Em resposta à atuação do Ministério Público, o Supremo Tribunal Federal reconheceu a constitucionalidade de lei do município de Guarulhos (SP) que garante o fornecimento de cartão de vacinação em braile.
O texto da Lei Municipal 8.021/22, de iniciativa parlamentar, havia sido alvo de ação direta de inconstitucionalidade julgada procedente pelo Órgão Especial do Tribunal de Justiça de São Paulo (TJSP), que entendeu existir violação da separação de poderes.
Atuando como “custos iuris”, a Procuradoria-Geral de Justiça (PGJ) interpôs recurso extraordinário alegando que “a norma de inclusão de pessoas com necessidades especiais, edificada nos limites da autonomia municipal, não se amolda às hipóteses excepcionais de reserva de iniciativa legislativa do chefe do Poder Executivo ou de reserva da Administração”, atendendo ao Tema 917 de repercussão geral, argumentando ainda que “à lei é consentido, pois, assegurar direitos, embalados pelo princípio de igualdade, a categorias ou classes de usuários do atendimento público em situação de vulnerabilidade”.
Obstado o recurso extraordinário com fundamento na conformidade do acórdão do Tribunal de Justiça do Estado de São Paulo ao Tema 917, a PGJ procedeu à interposição de agravo interno, que não foi provido pelo TJSP. O procurador-geral de Justiça ajuizou então reclamação no Supremo Tribunal Federal, que foi julgada procedente o para cassar o ato reclamado, bem como determinar à autoridade reclamada que procedesse a novo juízo de admissibilidade do recurso extraordinário, sob outra ótica que não a do Tema 917 de repercussão geral, eis que promovido o efetivo “distinguish”.
Ao realizar novo exame de admissibilidade, o TJSP admitiu o recurso extraordinário, opinando a Procuradoria-Geral da República pelo provimento do recurso extraordinário.
Em decisão proferida em 11 de junho, o relator, ministro Dias Toffoli, deu provimento ao RE do PGJ “para, reformando o acórdão recorrido, declarar a constitucionalidade da Lei n.º 8.021 do Município de Guarulhos, de 13 de junho de 2022”, concluindo que “além de não verificada a inconstitucionalidade formal da legislação municipal, tendo em vista estar em conformidade com a jurisprudência deste Supremo Tribunal Federal, notadamente com o Tema n° 917 de Repercussão Geral, ainda constato a plena constitucionalidade material da lei municipal aqui questionada, por seu alinhamento aos ditames constitucionais referentes à proteção das pessoas com deficiência” (RE 1.495.619/SP).
Na decisão, o STF frisou, de um lado, “não é forçoso compreender que uma lei que preveja criação de despesas para Administração, sejam elas quais forem, interfere, em certo grau, no Poder Executivo.
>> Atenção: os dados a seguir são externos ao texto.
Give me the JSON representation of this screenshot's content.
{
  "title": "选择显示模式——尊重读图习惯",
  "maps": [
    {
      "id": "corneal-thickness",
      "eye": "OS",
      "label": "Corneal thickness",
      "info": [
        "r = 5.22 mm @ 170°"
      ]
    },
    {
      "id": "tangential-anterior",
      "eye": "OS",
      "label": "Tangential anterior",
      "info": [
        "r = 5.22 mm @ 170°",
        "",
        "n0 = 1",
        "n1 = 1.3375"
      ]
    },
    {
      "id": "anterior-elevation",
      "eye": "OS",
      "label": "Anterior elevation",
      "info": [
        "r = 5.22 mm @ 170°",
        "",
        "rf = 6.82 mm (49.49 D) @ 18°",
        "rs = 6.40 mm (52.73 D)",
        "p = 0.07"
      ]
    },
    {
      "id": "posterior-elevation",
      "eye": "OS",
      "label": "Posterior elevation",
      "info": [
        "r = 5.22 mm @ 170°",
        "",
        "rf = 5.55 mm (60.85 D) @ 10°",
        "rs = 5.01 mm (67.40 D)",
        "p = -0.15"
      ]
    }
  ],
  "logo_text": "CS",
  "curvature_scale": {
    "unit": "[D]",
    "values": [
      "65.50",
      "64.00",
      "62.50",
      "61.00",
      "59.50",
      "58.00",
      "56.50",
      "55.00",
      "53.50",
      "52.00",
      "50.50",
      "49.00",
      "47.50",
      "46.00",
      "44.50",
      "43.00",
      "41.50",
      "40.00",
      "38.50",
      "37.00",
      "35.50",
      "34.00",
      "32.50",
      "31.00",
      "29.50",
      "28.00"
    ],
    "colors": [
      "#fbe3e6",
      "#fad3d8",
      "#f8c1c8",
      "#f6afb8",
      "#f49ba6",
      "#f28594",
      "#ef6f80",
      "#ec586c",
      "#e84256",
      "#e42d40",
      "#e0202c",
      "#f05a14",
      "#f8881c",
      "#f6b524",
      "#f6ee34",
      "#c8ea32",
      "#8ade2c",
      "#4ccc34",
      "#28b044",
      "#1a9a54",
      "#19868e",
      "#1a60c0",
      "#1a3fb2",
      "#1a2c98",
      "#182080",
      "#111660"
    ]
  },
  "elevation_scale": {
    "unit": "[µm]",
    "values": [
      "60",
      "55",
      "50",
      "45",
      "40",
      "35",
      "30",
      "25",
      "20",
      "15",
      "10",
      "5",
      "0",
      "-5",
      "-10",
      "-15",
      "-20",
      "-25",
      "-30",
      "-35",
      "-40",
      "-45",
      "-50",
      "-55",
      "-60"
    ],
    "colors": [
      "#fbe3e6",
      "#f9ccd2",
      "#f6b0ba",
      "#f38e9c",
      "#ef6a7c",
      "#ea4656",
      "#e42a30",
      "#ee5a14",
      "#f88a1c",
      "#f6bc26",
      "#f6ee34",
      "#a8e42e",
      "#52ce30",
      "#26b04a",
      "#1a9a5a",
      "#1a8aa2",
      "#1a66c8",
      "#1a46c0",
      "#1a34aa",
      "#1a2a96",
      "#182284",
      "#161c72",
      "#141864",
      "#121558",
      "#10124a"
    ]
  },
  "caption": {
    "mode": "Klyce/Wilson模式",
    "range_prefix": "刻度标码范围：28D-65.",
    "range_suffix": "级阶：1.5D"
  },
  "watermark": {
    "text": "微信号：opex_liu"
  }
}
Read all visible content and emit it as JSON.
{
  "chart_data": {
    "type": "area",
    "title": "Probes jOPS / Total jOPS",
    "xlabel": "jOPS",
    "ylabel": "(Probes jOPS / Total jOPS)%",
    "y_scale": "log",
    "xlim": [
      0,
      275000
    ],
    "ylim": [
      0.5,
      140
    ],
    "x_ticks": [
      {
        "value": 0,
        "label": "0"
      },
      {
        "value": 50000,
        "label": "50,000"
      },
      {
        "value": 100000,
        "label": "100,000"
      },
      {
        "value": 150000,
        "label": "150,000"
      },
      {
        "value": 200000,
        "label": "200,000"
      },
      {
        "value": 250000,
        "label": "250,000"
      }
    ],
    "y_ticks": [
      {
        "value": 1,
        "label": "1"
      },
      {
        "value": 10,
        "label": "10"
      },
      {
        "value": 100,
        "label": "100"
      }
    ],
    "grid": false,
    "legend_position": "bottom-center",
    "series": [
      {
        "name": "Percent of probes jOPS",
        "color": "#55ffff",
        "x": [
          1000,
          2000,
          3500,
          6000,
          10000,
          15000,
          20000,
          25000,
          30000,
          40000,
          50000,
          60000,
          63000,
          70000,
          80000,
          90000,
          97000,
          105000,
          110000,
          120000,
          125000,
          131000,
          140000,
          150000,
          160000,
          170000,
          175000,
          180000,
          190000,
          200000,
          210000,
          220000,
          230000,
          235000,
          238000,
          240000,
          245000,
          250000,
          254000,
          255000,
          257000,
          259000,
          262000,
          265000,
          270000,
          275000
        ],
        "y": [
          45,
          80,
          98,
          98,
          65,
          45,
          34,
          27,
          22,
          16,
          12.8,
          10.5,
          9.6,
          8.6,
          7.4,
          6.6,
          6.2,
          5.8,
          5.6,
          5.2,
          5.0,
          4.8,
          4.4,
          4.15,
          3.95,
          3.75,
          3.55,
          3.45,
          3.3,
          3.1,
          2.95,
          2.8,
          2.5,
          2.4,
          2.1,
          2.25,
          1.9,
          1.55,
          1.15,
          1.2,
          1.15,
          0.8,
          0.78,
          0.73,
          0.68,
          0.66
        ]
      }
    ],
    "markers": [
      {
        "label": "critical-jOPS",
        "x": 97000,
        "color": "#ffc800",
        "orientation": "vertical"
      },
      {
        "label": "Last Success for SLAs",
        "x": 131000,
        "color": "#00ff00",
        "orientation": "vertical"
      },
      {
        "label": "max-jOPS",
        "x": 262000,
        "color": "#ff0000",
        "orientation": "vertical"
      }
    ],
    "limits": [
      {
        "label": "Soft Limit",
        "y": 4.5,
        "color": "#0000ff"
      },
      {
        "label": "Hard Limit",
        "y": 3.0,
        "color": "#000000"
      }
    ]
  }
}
Tal fato é decorrência lógica do modelo de separação de poderes adotado pelo Brasil. O referido princípio, em uma perspectiva contemporânea, deve ser compreendido como dinâmico, e não estático. No presente caso, indispensável se mostra definir o grau de interferência da lei de iniciativa parlamentar questionada em face do Executivo municipal. Com efeito, compreendo que tal influência afigura-se mínima, exatamente compreendida na margem de atuação do Poder Legislativo delineada pelas previsões constitucionais acerca de matérias afeitas à iniciativa privativa. Não se vislumbra, dessa forma, interferência indevida na estrutura e na atribuição dos órgãos da administração do município”, e de outro, que “a jurisprudência desta Corte é firme quanto à constitucionalidade de legislações protetivas às pessoas com deficiência e quanto à inconstitucionalidade de leis ou de atos normativos que restrinjam o patamar de proteção definido pelas normas constitucionais e pela legislação federal acerca do tema”.